Option 1, whilst undesirable from her daughters’ point of view, is the one that my mum is clinging on to. She hopes to stay in the family home until the day she dies and I understand that, I honestly do.

We are in the final throes of moving house, and I have to admit to being apprehensive. We have lived in our house for over a decade, by far the longest I have lived anywhere since being a child, and it will seem strange to move on. I can’t imagine how frightening it must be for my mother, who has been resident in the same house for 60 plus years, to make such a big change.

I have thought very hard about option 2, and aside from the difficulties of multi-generational living, I cannot see it working from a practical point of view. I have three children and even after the move, we won’t have a spare bedroom.

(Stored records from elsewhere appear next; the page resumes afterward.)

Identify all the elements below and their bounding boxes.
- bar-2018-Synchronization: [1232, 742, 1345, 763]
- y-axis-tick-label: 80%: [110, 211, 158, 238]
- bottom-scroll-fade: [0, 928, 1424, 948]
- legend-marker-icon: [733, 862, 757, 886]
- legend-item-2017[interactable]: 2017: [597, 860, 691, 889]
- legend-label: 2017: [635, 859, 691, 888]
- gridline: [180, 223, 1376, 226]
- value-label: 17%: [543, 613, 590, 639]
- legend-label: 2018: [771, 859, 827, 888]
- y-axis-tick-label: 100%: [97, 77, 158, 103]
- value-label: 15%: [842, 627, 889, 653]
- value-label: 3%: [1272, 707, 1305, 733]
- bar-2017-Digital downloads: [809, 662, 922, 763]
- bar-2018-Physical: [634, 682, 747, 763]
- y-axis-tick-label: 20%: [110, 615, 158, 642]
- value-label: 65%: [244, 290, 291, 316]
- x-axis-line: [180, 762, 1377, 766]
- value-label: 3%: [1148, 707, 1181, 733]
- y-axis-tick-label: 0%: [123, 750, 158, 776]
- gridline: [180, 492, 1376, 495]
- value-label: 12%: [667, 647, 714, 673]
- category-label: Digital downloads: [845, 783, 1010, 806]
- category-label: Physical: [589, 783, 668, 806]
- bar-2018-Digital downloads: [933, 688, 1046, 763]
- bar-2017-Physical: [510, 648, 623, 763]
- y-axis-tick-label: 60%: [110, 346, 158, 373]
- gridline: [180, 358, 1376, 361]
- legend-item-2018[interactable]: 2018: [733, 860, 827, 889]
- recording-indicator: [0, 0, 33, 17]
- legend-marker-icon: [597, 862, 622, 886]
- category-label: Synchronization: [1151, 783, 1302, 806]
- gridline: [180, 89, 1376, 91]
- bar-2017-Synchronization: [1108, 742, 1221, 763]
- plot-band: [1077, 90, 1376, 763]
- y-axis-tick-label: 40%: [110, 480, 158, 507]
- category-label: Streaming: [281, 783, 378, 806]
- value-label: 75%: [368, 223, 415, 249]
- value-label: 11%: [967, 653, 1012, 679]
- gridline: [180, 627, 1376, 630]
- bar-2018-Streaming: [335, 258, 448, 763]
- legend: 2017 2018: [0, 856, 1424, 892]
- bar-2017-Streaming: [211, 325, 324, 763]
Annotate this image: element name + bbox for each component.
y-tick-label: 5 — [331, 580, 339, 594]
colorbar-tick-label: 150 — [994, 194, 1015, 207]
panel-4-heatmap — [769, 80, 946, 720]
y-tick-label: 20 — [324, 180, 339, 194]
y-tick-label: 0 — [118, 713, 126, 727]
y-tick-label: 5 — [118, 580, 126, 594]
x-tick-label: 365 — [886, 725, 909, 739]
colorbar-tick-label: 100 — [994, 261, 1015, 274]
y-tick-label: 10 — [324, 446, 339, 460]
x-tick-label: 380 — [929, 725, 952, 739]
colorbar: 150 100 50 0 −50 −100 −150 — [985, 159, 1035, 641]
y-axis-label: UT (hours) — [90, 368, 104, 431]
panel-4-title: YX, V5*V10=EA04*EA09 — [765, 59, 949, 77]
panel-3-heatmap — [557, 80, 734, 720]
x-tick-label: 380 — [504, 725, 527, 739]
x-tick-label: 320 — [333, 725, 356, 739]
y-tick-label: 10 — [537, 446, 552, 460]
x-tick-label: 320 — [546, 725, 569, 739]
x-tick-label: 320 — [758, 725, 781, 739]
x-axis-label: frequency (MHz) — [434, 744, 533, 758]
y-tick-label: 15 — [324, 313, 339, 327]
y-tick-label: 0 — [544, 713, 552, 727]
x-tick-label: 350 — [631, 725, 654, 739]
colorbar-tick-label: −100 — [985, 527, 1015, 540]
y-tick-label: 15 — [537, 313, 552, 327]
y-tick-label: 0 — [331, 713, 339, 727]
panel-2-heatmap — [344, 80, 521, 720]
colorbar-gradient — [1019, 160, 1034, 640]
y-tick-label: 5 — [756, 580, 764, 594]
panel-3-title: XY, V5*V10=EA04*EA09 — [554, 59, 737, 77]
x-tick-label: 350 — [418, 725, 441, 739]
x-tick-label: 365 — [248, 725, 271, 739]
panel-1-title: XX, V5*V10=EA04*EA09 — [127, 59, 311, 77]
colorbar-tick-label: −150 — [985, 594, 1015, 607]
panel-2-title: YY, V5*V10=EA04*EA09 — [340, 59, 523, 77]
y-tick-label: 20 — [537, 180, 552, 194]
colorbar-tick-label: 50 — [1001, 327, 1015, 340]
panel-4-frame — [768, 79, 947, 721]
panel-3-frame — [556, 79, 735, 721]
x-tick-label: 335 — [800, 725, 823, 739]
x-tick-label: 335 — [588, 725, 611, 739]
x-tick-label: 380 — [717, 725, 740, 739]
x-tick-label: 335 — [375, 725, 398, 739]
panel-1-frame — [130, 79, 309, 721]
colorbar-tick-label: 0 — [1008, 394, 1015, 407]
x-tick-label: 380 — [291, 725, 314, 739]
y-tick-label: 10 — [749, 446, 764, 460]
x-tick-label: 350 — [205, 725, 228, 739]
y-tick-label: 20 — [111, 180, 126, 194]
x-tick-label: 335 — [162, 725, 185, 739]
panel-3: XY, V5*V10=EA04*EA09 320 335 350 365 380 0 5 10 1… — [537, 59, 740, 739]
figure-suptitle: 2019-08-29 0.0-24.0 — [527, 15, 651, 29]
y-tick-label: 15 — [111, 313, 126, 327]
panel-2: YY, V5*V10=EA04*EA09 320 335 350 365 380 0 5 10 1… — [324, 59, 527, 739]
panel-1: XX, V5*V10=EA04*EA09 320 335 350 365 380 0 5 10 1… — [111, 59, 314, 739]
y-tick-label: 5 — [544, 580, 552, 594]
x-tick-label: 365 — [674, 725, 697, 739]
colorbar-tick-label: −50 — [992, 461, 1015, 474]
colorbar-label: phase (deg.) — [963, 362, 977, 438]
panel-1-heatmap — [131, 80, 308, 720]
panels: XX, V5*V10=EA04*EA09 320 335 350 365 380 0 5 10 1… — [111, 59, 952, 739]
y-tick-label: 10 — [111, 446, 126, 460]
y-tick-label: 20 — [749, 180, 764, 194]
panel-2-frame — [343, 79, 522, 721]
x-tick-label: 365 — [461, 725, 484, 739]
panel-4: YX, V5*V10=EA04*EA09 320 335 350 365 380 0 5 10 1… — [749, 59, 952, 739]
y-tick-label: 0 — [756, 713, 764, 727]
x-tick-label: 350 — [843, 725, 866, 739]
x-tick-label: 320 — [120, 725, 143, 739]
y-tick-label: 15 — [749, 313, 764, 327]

Mum can’t manage the stairs in any case and our new house has less downstairs rooms (although bigger) than we have now.

Which brings us to option 3. My mother tends to equate sheltered accommodation with living in a care home (akin to shacking up with the Devil) and I know from the experience of my mother-in-law (MIL) that it is not the same thing at all. It is communal living (MIL is rarely short on company) but with your own front door and there is always someone on hand in an emergency. But how do I convey this to a stubborn 86 year old woman?   

We have been rolling around in this particular issue for quite a while and with each day that passes, finding a solution becomes a bit more pressing.

Yesterday, there was light at the end of the tunnel. Mum did admit to seeing the sense in taking a look at the possibilities.

It is a small start, but one on which I am hoping she can begin to build a new life.